Quels constats avez-vous observés quant à l’accession des professionnelles aux postes à haute responsabilité ?  

Camille  Laville : Au début de notre recherche, nous avions formulé l’hypothèse selon laquelle les femmes auraient difficilement accès aux postes à responsabilité tant du point de vue du middle management que du top management. Au cours de notre enquête, nous avons constaté que les femmes étaient sous-représentées au sein du personnel de la grande majorité des éditeurs de services de médias audiovisuels. Pour analyser précisément la répartition des hommes et des femmes au sein de l’échelle hiérarchique, nous avons distingué cinq niveaux hiérarchiques distincts au sein des SMA de l’exécutant.e. au/à la top manager. Les résultats obtenus traduisent très clairement une répartition inégale des hommes et des femmes au sein des différents niveaux hiérarchiques.
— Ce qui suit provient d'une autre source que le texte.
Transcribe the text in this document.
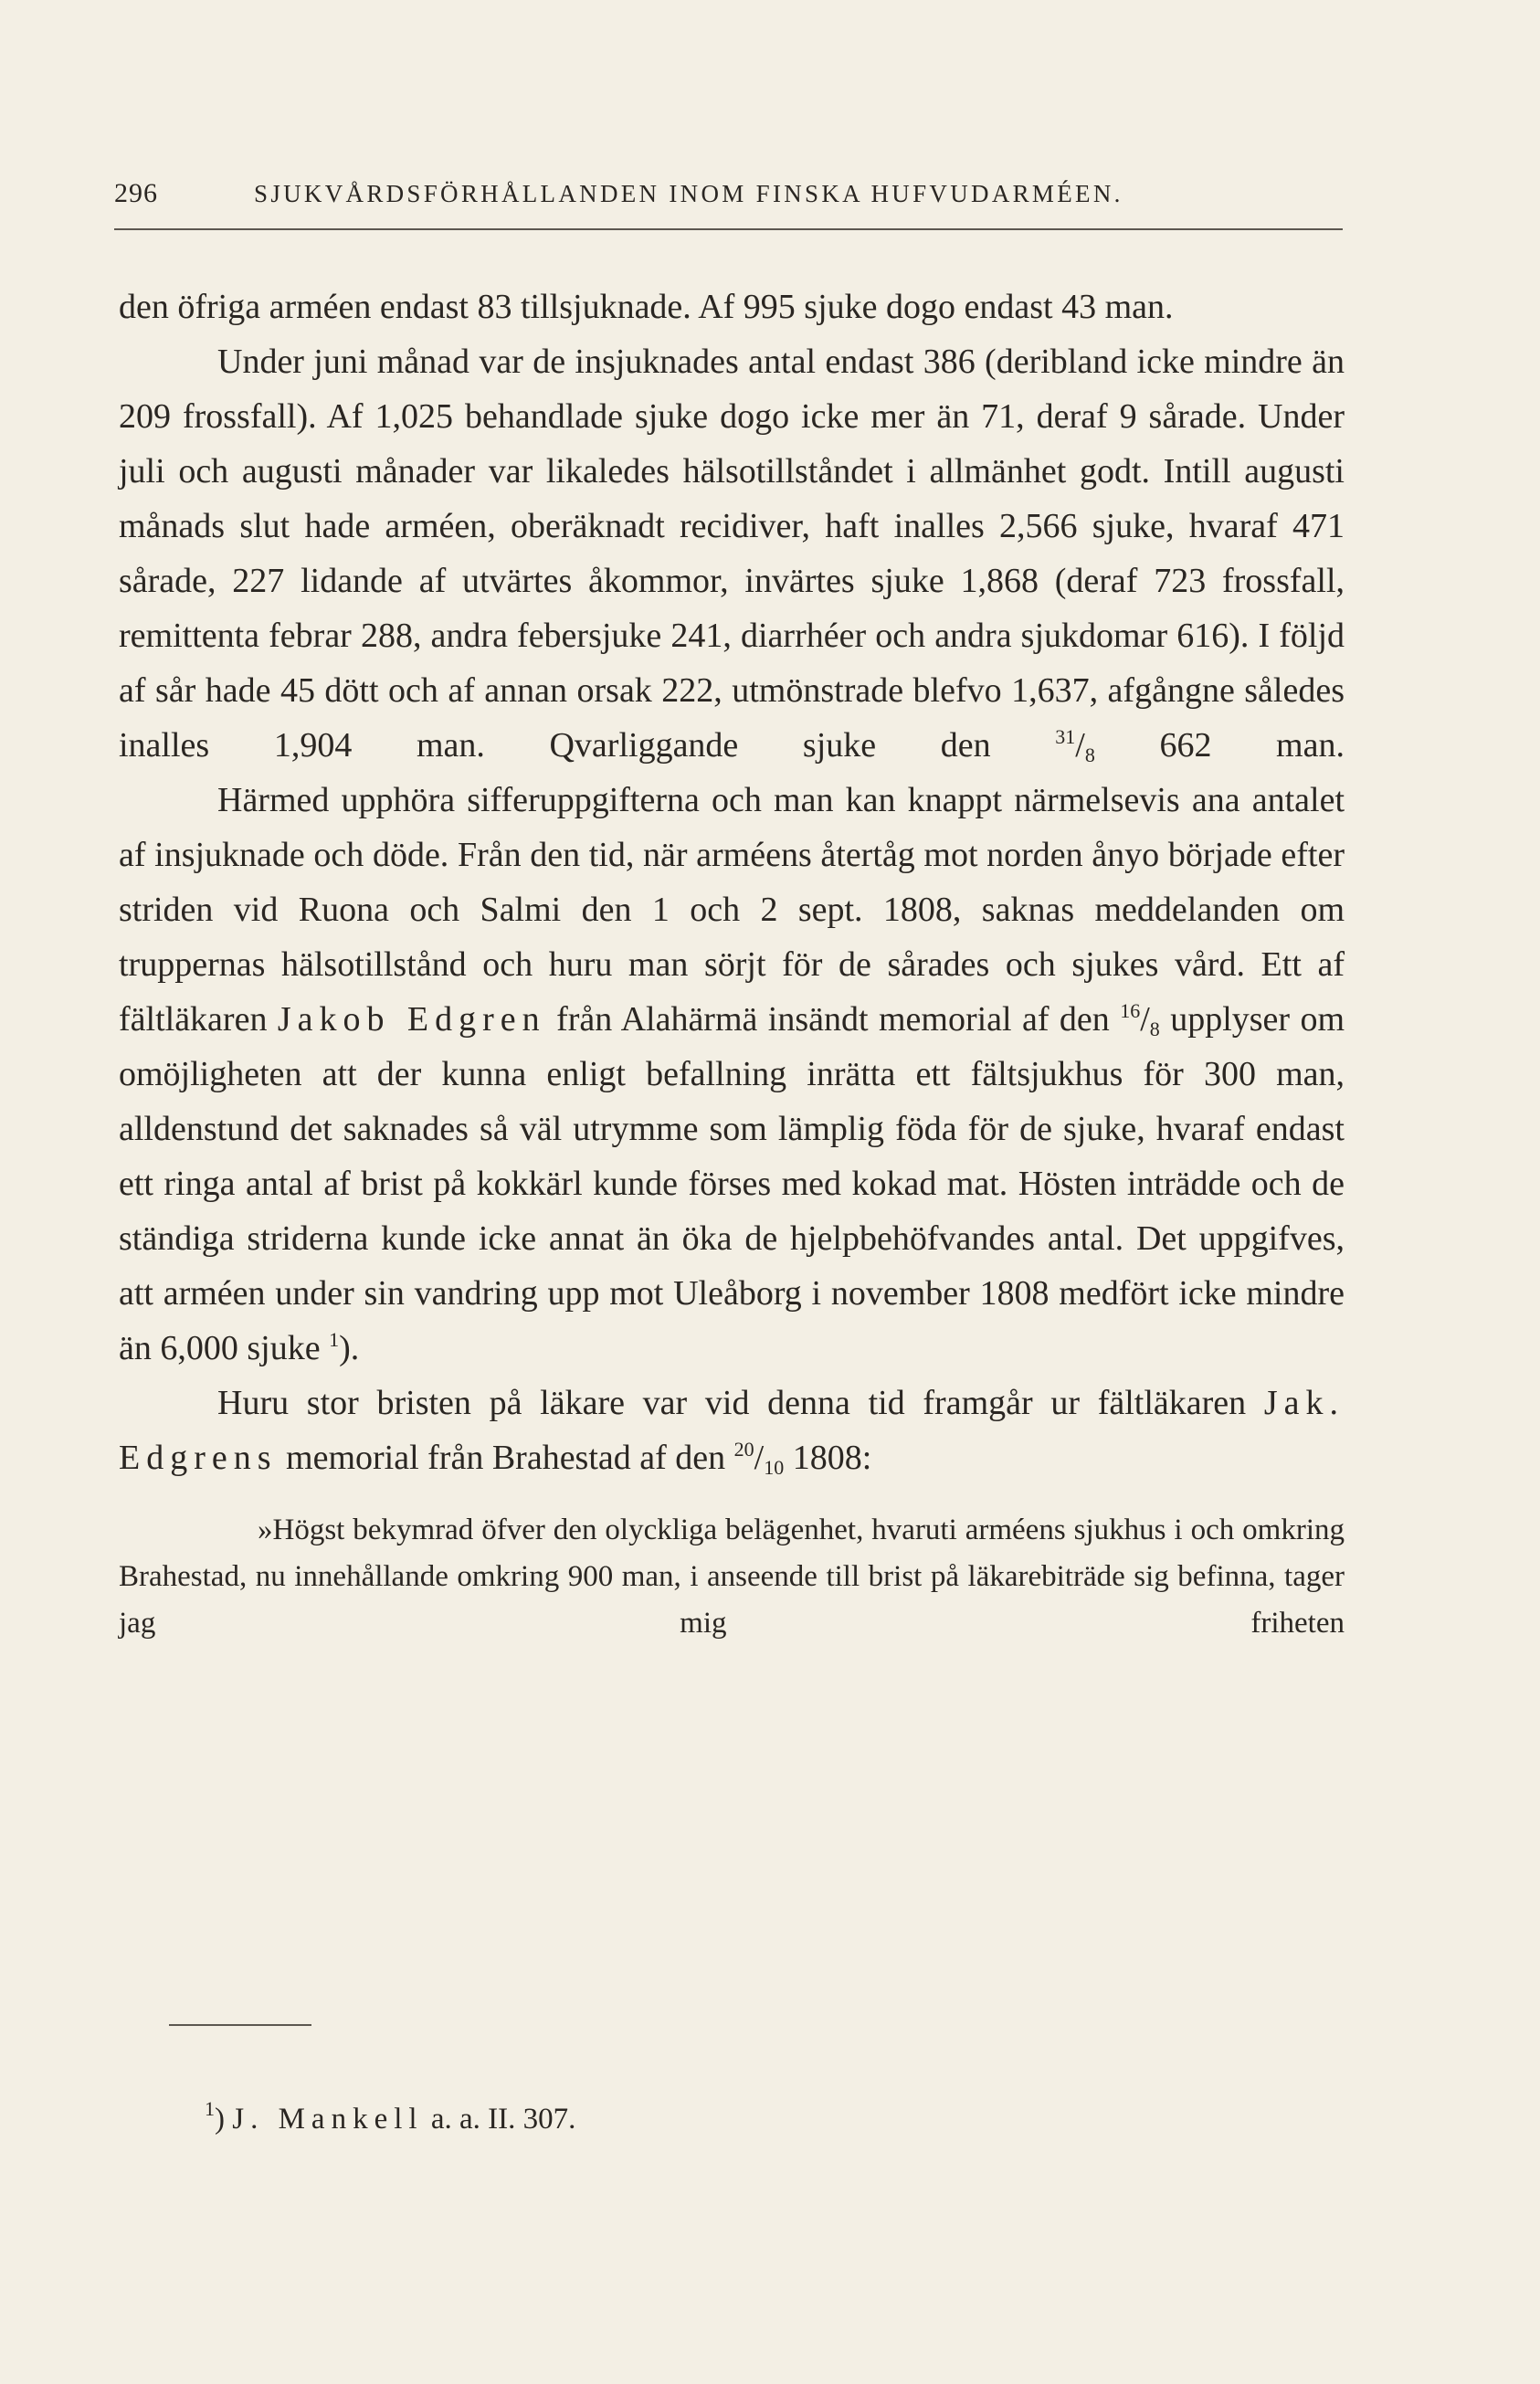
296	SJUKVÅRDSFÖRHÅLLANDEN INOM FINSKA HUFVUDARMÉEN.

den öfriga arméen endast 83 tillsjuknade. Af 995 sjuke dogo endast 43 man.

Under juni månad var de insjuknades antal endast 386 (deribland icke mindre än 209 frossfall). Af 1,025 behandlade sjuke dogo icke mer än 71, deraf 9 sårade. Under juli och augusti månader var likaledes hälsotillståndet i allmänhet godt. Intill augusti månads slut hade arméen, oberäknadt recidiver, haft inalles 2,566 sjuke, hvaraf 471 sårade, 227 lidande af utvärtes åkommor, invärtes sjuke 1,868 (deraf 723 frossfall, remittenta febrar 288, andra febersjuke 241, diarrhéer och andra sjukdomar 616). I följd af sår hade 45 dött och af annan orsak 222, utmönstrade blefvo 1,637, afgångne således inalles 1,904 man. Qvarliggande sjuke den	$^{31}/_8$ 662 man.

Härmed upphöra sifferuppgifterna och man kan knappt närmelsevis ana antalet af insjuknade och döde. Från den tid, när arméens återtåg mot norden ånyo började efter striden vid Ruona och Salmi den 1 och 2 sept. 1808, saknas meddelanden om truppernas hälsotillstånd och huru man sörjt för de sårades och sjukes vård. Ett af fältläkaren Jakob Edgren från Alahärmä insändt memorial af den $^{16}/_8$ upplyser om omöjligheten att der kunna enligt befallning inrätta ett fältsjukhus för 300 man, alldenstund det saknades så väl utrymme som lämplig föda för de sjuke, hvaraf endast ett ringa antal af brist på kokkärl kunde förses med kokad mat. Hösten inträdde och de ständiga striderna kunde icke annat än öka de hjelpbehöfvandes antal. Det uppgifves, att arméen under sin vandring upp mot Uleåborg i november 1808 medfört icke mindre än 6,000 sjuke $^1$).

Huru stor bristen på läkare var vid denna tid framgår ur fältläkaren Jak. Edgrens memorial från Brahestad af den $^{20}/_{10}$ 1808:

»Högst bekymrad öfver den olyckliga belägenhet, hvaruti arméens sjukhus i och omkring Brahestad, nu innehållande omkring 900 man, i anseende till brist på läkarebiträde sig befinna, tager jag mig friheten

$^1$) J. Mankell a. a. II. 307.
Plus on monte dans l’échelle hiérarchique et moins les femmes sont présentes. L’analyse d’un échantillon de plus de 700 profils LinkedIn issus de 3 groupes de médias montre qu’au premier niveau hiérarchique, les femmes représentent 38,68 % des professionnel.le.s, au deuxième niveau hiérarchique elles représentent 34 % de l’effectif, au 3ème niveau hiérarchique, elles représentent moins d’un professionnel sur quatre (22,06 %). Et quand on atteint les niveaux les plus élevés, les quatrième et cinquième niveaux, elles rassemblent seulement 9,10 % des professionnel.le.s. 

 

Comment expliquez-vous les difficultés que les femmes rencontrent à percer le plafond de verre ?  
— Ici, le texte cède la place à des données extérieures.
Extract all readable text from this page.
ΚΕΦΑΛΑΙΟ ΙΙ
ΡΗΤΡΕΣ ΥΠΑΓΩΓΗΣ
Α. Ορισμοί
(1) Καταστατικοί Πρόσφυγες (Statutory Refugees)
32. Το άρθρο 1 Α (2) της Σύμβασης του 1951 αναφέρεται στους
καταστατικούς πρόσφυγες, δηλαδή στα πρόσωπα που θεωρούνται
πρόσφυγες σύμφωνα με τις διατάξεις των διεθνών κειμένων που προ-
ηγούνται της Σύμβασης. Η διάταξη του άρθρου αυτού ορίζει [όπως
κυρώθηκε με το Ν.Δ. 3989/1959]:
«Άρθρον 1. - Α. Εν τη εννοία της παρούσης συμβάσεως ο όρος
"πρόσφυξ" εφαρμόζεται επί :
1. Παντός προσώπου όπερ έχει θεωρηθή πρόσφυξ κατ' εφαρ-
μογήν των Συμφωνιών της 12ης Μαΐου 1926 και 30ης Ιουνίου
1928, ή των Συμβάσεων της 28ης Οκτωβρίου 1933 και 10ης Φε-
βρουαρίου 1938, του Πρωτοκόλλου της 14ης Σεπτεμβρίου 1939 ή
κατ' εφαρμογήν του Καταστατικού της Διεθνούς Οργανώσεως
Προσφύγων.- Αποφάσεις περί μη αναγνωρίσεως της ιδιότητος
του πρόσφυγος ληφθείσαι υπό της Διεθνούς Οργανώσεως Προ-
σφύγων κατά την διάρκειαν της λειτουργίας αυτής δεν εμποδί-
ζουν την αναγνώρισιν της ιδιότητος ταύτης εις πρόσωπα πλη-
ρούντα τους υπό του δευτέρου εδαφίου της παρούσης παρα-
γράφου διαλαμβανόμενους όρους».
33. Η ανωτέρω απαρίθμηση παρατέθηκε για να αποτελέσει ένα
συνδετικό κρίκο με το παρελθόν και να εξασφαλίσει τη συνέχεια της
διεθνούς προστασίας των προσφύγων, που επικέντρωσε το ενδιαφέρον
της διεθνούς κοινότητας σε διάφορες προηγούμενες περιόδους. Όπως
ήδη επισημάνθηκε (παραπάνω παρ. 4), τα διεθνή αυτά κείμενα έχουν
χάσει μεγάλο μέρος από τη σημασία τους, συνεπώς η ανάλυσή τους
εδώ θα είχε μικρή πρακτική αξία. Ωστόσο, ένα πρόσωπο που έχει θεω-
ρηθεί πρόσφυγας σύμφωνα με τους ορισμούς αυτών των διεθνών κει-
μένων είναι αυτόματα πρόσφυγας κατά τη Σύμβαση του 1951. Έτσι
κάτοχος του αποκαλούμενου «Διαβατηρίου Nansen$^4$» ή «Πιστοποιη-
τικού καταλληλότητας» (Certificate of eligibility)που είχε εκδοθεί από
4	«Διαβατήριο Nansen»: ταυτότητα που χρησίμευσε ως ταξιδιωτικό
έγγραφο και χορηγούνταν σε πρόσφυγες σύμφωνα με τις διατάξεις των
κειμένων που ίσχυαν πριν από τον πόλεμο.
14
Thomas Pierard : Nous avons identifié plusieurs freins qui entravent l’accession des femmes à des postes à responsabilité dans les métiers de l’audiovisuel et les ressources humaines des éditeurs de SMA. Le premier frein se traduit par la surreprésentation des hommes aux postes de manager.  De ce fait, les évaluations professionnelles des femmes sont majoritairement effectuées par des hommes. Ainsi, seul.e.s 23,07 % des répondant.e.s à notre questionnaire indiquent avoir une ou plusieurs femmes comme évaluatrice(s). Le deuxième frein que nous avons identifié est corrélé à la surreprésentation des hommes au sein des espaces de pouvoir.  En effet, celui-ci conduit à un mode de management régi principalement par des codes « masculins ». Enfin le plafond de verre est renforcé par les modes de sociabilité informels : l’entre-soi et le réseautage faciliteraient la cooptation masculine. La conjonction de ces trois freins conduit les femmes à connaître une progression hiérarchique plus faible que celle des hommes. En conséquence, elles bénéficient d’une rémunération et d’avantages moindres que les hommes. 
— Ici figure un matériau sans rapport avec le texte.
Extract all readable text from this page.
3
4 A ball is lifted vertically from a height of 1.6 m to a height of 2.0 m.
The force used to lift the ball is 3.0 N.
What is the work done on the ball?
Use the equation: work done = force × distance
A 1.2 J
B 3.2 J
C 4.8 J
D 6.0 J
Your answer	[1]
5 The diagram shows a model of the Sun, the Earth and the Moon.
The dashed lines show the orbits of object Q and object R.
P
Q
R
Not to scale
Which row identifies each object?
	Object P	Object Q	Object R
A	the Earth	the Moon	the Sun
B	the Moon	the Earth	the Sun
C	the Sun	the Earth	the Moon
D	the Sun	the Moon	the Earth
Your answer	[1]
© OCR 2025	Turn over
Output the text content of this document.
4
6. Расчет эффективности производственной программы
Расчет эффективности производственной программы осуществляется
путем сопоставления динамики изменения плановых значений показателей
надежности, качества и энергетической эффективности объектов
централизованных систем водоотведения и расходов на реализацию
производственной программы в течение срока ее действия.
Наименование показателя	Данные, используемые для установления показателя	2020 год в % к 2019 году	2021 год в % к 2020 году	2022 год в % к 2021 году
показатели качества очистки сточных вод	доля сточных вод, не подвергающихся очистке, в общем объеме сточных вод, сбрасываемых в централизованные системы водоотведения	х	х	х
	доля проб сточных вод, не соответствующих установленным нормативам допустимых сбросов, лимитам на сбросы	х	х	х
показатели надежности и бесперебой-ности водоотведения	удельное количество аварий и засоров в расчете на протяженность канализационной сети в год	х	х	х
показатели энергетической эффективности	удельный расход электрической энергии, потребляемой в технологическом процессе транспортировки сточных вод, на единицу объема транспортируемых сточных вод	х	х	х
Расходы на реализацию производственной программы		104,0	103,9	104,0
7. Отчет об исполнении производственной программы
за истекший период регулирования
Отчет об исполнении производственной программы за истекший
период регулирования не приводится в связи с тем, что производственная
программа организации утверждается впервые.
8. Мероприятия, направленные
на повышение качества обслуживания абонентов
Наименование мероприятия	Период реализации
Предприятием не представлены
Camille Laville : Nous avons identifié deux autres mécanismes qui freinent l’accession des femmes aux postes à responsabilité. C’est, d’une part, le présentéisme sur le lieu de travail et l’hyper-disponibilité qui sont peu compatibles avec les contraintes familiales. Or, les femmes assument encore aujourd’hui l’essentiel des tâches domestiques et parentales. D’autre part, les femmes étant sous-représentées aux postes de manager, certaine d’entre elles seraient confrontées à un manque de légitimité et de prise en considération de leur parole lorsqu’elles occupent, elles aussi, des postes à responsabilité ou lorsqu’elles affichent la volonté de progresser dans la hiérarchie. Les femmes qui occupent des postes à responsabilité se retrouvent donc en position minoritaire vis-à-vis des hommes. Elles vont devoir négocier en permanence avec leurs contraintes personnelles et familiales et les stéréotypes associés à leur identité de genre pour pouvoir se maintenir à ce niveau de pouvoir. 

 

Abordons maintenant la question de la conciliation entre la vie privée et la vie professionnelle. Que faut-il retenir de votre étude en la matière ?  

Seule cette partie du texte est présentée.